Swedbank euro covered return sparks ‘mad’ rush of demand

Apr 25th, 2013

Swedbank launched its first euro benchmark covered bond since August 2011 today (Thursday), a Eu1bn seven year issue that attracted strong demand, with the leads taking a cautious approach to execution but able to tighten the spread after a “catchy” opening, said a banker on the deal.

Leads Danske Bank, LBBW, RBS, Société Générale and Swedbank set initial price thoughts in the high teens, guidance at 15bp over mid-swaps, and fixed the re-offer spread at 13bp over.

A syndicate banker away from leads said the deal was “madness”.

“It’s a Nordic name, is rare, it’s the usual madness,” he said.

He added that there is a lot of liquidity in the market and that accounts are “desperate” to place it somewhere and are likely to have remained in the transaction despite the strong spread tightening during bookbuilding.

Orders approached Eu1.7bn soon after the opening of the books, and demand reached Eu3.3bn, pre-reconciliation, by the time the books were closed, according to a lead syndicate banker. More than 160 accounts were involved in the transaction, he said.

SwedbankVincent Hoarau, head of FIs, covered bond and ABS syndicate at Crédit Agricole CIB, said that Swedbank could not have timed its transaction better and took a smart approach to pricing.

“At first sight the guidance looked a bit defensive given the positive market backdrop and the lack of price sensitivity at the investor end,” he said. “But in the end the issuer priced what is the tightest Nordic seven year covered bond since the crisis began.

“The issuer knew from the outset that with a huge book and a capped deal size it would have the power to tighten the spread significantly and I think the pricing strategy was rightly designed around this.”

Another syndicate banker away from the leads said that with IPTs in the high teens the deal looked generous at the beginning, as it was offering some 5bp-6bp of a new issue premium. The concession shrank with the tightening of the spread, and at 13bp over mid-swaps there were only 1bp-2bp of new issue premium left, he said.

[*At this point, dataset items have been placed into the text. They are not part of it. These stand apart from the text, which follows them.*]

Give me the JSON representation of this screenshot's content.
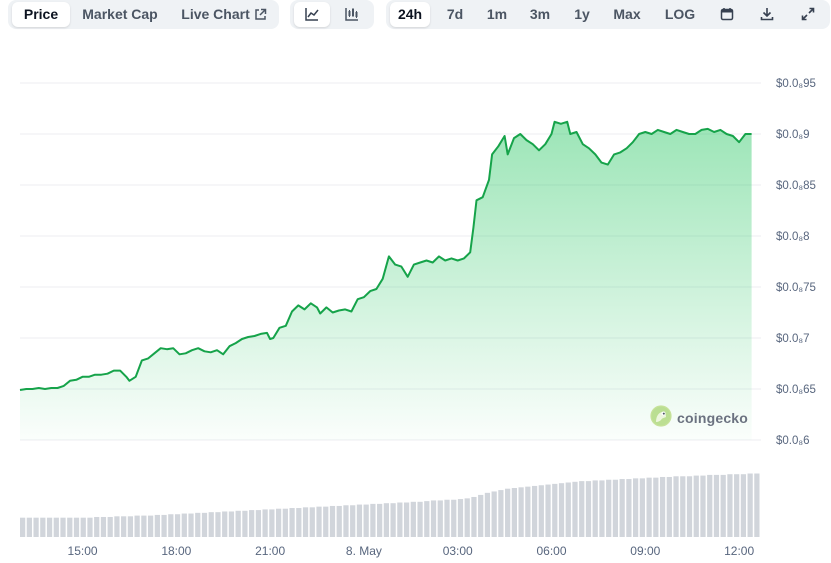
{
  "toolbar": {
    "view_tabs": [
      {
        "label": "Price",
        "active": true
      },
      {
        "label": "Market Cap",
        "active": false
      },
      {
        "label": "Live Chart",
        "active": false
      }
    ],
    "chart_type_buttons": [
      {
        "icon": "line-chart-icon",
        "active": true
      },
      {
        "icon": "candlestick-chart-icon",
        "active": false
      }
    ],
    "range_buttons": [
      {
        "label": "24h",
        "active": true
      },
      {
        "label": "7d",
        "active": false
      },
      {
        "label": "1m",
        "active": false
      },
      {
        "label": "3m",
        "active": false
      },
      {
        "label": "1y",
        "active": false
      },
      {
        "label": "Max",
        "active": false
      },
      {
        "label": "LOG",
        "active": false
      }
    ],
    "tool_icons": [
      "calendar-icon",
      "download-icon",
      "fullscreen-icon"
    ]
  },
  "watermark": {
    "text": "coingecko"
  },
  "colors": {
    "line": "#16a34a",
    "area": "#22c55e",
    "volume": "#d1d5db",
    "grid": "#eceef2",
    "active_bg": "#ffffff",
    "toolbar_bg": "#eff2f5"
  },
  "chart_data": {
    "type": "area",
    "price_axis": {
      "ticks": [
        {
          "value": 9.5e-09,
          "label": "$0.0₈95"
        },
        {
          "value": 9e-09,
          "label": "$0.0₈9"
        },
        {
          "value": 8.5e-09,
          "label": "$0.0₈85"
        },
        {
          "value": 8e-09,
          "label": "$0.0₈8"
        },
        {
          "value": 7.5e-09,
          "label": "$0.0₈75"
        },
        {
          "value": 7e-09,
          "label": "$0.0₈7"
        },
        {
          "value": 6.5e-09,
          "label": "$0.0₈65"
        },
        {
          "value": 6e-09,
          "label": "$0.0₈6"
        }
      ],
      "ylim_units_e9": [
        6.0,
        9.5
      ]
    },
    "time_axis": {
      "ticks": [
        "15:00",
        "18:00",
        "21:00",
        "8. May",
        "03:00",
        "06:00",
        "09:00",
        "12:00"
      ],
      "xlim_hours": [
        13.0,
        36.7
      ]
    },
    "grid": true,
    "series_price_e9": [
      [
        13.0,
        6.49
      ],
      [
        13.2,
        6.5
      ],
      [
        13.4,
        6.5
      ],
      [
        13.6,
        6.51
      ],
      [
        13.8,
        6.5
      ],
      [
        14.0,
        6.51
      ],
      [
        14.2,
        6.51
      ],
      [
        14.4,
        6.53
      ],
      [
        14.6,
        6.58
      ],
      [
        14.8,
        6.59
      ],
      [
        15.0,
        6.62
      ],
      [
        15.2,
        6.62
      ],
      [
        15.4,
        6.64
      ],
      [
        15.6,
        6.64
      ],
      [
        15.8,
        6.65
      ],
      [
        16.0,
        6.68
      ],
      [
        16.2,
        6.68
      ],
      [
        16.4,
        6.62
      ],
      [
        16.5,
        6.58
      ],
      [
        16.7,
        6.62
      ],
      [
        16.9,
        6.78
      ],
      [
        17.1,
        6.8
      ],
      [
        17.3,
        6.85
      ],
      [
        17.5,
        6.9
      ],
      [
        17.7,
        6.89
      ],
      [
        17.9,
        6.9
      ],
      [
        18.1,
        6.84
      ],
      [
        18.3,
        6.85
      ],
      [
        18.5,
        6.88
      ],
      [
        18.7,
        6.9
      ],
      [
        18.9,
        6.87
      ],
      [
        19.1,
        6.86
      ],
      [
        19.3,
        6.88
      ],
      [
        19.5,
        6.84
      ],
      [
        19.7,
        6.92
      ],
      [
        19.9,
        6.95
      ],
      [
        20.1,
        6.99
      ],
      [
        20.3,
        7.01
      ],
      [
        20.5,
        7.02
      ],
      [
        20.7,
        7.04
      ],
      [
        20.9,
        7.05
      ],
      [
        21.0,
        6.99
      ],
      [
        21.1,
        7.0
      ],
      [
        21.3,
        7.1
      ],
      [
        21.5,
        7.12
      ],
      [
        21.7,
        7.26
      ],
      [
        21.9,
        7.32
      ],
      [
        22.1,
        7.28
      ],
      [
        22.3,
        7.34
      ],
      [
        22.5,
        7.3
      ],
      [
        22.6,
        7.24
      ],
      [
        22.8,
        7.3
      ],
      [
        23.0,
        7.25
      ],
      [
        23.2,
        7.27
      ],
      [
        23.4,
        7.28
      ],
      [
        23.6,
        7.26
      ],
      [
        23.8,
        7.38
      ],
      [
        24.0,
        7.4
      ],
      [
        24.2,
        7.46
      ],
      [
        24.4,
        7.48
      ],
      [
        24.6,
        7.58
      ],
      [
        24.8,
        7.8
      ],
      [
        25.0,
        7.72
      ],
      [
        25.2,
        7.7
      ],
      [
        25.4,
        7.6
      ],
      [
        25.6,
        7.72
      ],
      [
        25.8,
        7.74
      ],
      [
        26.0,
        7.76
      ],
      [
        26.2,
        7.74
      ],
      [
        26.4,
        7.8
      ],
      [
        26.6,
        7.76
      ],
      [
        26.8,
        7.78
      ],
      [
        27.0,
        7.76
      ],
      [
        27.2,
        7.78
      ],
      [
        27.4,
        7.84
      ],
      [
        27.5,
        8.08
      ],
      [
        27.6,
        8.35
      ],
      [
        27.8,
        8.38
      ],
      [
        28.0,
        8.55
      ],
      [
        28.1,
        8.8
      ],
      [
        28.3,
        8.88
      ],
      [
        28.5,
        8.98
      ],
      [
        28.6,
        8.8
      ],
      [
        28.8,
        8.96
      ],
      [
        29.0,
        9.0
      ],
      [
        29.2,
        8.94
      ],
      [
        29.4,
        8.9
      ],
      [
        29.6,
        8.84
      ],
      [
        29.8,
        8.9
      ],
      [
        30.0,
        9.0
      ],
      [
        30.1,
        9.12
      ],
      [
        30.3,
        9.1
      ],
      [
        30.5,
        9.12
      ],
      [
        30.6,
        9.0
      ],
      [
        30.8,
        9.02
      ],
      [
        31.0,
        8.9
      ],
      [
        31.2,
        8.86
      ],
      [
        31.4,
        8.8
      ],
      [
        31.6,
        8.72
      ],
      [
        31.8,
        8.7
      ],
      [
        32.0,
        8.8
      ],
      [
        32.2,
        8.82
      ],
      [
        32.4,
        8.86
      ],
      [
        32.6,
        8.92
      ],
      [
        32.8,
        9.0
      ],
      [
        33.0,
        9.02
      ],
      [
        33.2,
        9.0
      ],
      [
        33.4,
        9.04
      ],
      [
        33.6,
        9.02
      ],
      [
        33.8,
        9.0
      ],
      [
        34.0,
        9.04
      ],
      [
        34.2,
        9.02
      ],
      [
        34.4,
        9.0
      ],
      [
        34.6,
        9.0
      ],
      [
        34.8,
        9.04
      ],
      [
        35.0,
        9.05
      ],
      [
        35.2,
        9.02
      ],
      [
        35.4,
        9.04
      ],
      [
        35.6,
        9.0
      ],
      [
        35.8,
        8.98
      ],
      [
        36.0,
        8.92
      ],
      [
        36.2,
        9.0
      ],
      [
        36.4,
        9.0
      ]
    ],
    "volume_relative": [
      0.28,
      0.28,
      0.28,
      0.28,
      0.28,
      0.28,
      0.28,
      0.28,
      0.28,
      0.28,
      0.28,
      0.29,
      0.29,
      0.29,
      0.3,
      0.3,
      0.3,
      0.31,
      0.31,
      0.31,
      0.32,
      0.32,
      0.33,
      0.33,
      0.34,
      0.34,
      0.35,
      0.35,
      0.36,
      0.36,
      0.37,
      0.37,
      0.38,
      0.38,
      0.39,
      0.39,
      0.4,
      0.4,
      0.41,
      0.41,
      0.42,
      0.42,
      0.43,
      0.43,
      0.44,
      0.44,
      0.45,
      0.45,
      0.46,
      0.46,
      0.47,
      0.47,
      0.48,
      0.48,
      0.49,
      0.49,
      0.5,
      0.5,
      0.51,
      0.51,
      0.52,
      0.53,
      0.53,
      0.54,
      0.54,
      0.55,
      0.56,
      0.58,
      0.61,
      0.64,
      0.66,
      0.68,
      0.7,
      0.71,
      0.72,
      0.73,
      0.74,
      0.75,
      0.76,
      0.77,
      0.78,
      0.79,
      0.8,
      0.81,
      0.81,
      0.82,
      0.82,
      0.83,
      0.83,
      0.84,
      0.84,
      0.85,
      0.85,
      0.86,
      0.86,
      0.87,
      0.87,
      0.88,
      0.88,
      0.88,
      0.89,
      0.89,
      0.9,
      0.9,
      0.9,
      0.91,
      0.91,
      0.91,
      0.92,
      0.92
    ]
  }
}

A lead syndicate banker said that going out with a “catchy” figure and then trying to achieve a tighter pricing was part of the execution strategy adopted by Swedbank.

“IPTs were indeed quite generous, as they have been for the transactions we saw in the last couple of weeks,” he said.

The lead syndicate banker said that a more cautious approach to deal execution has been implemented by issuers in light of the outcome of a transaction launched by Sweden’s Stadshypotek on 12 March, a Eu1bn five year deal that was priced some 5bp wider than IPTs.

“The Stadshypotek deal showed that there is a risk in going to the market too tight, and this was among our considerations when launching our deal this morning,” he said.

However, he added that Stadshypotek’s transaction would have gone much better in today’s market conditions.

A syndicate banker away from the leads said that the two deals could not be compared as they were more than a month apart from each other, and that “a stream of liquidity had washed away any concerns regarding Stadshypotek’s deal”.

However, he said that he was surprised to see a deal by Swedbank out this morning, as there had been no signs in the past weeks of such a deal being in the pipeline.

The deal is Swedbank’s first euro benchmark covered bond transaction since August 2011, when the issuer priced a Eu1.5bn four year issue at 46bp over mid-swaps. It has, however, printed two dollar transactions since then, the last being a $1bn five year deal launched on 26 March.

The lead syndicate banker said that Swedbank had been monitoring the market for a while and decided to launch the deal this morning on the back of positive market conditions.

“Today there were perfect market conditions for the deal,” he said. “In the past weeks we were concerned about a trend of falling low absolute yields level, but the trend seems to have stabilised so we advised Swedbank to go to market today.”

Swedbank announced quarterly results on Tuesday.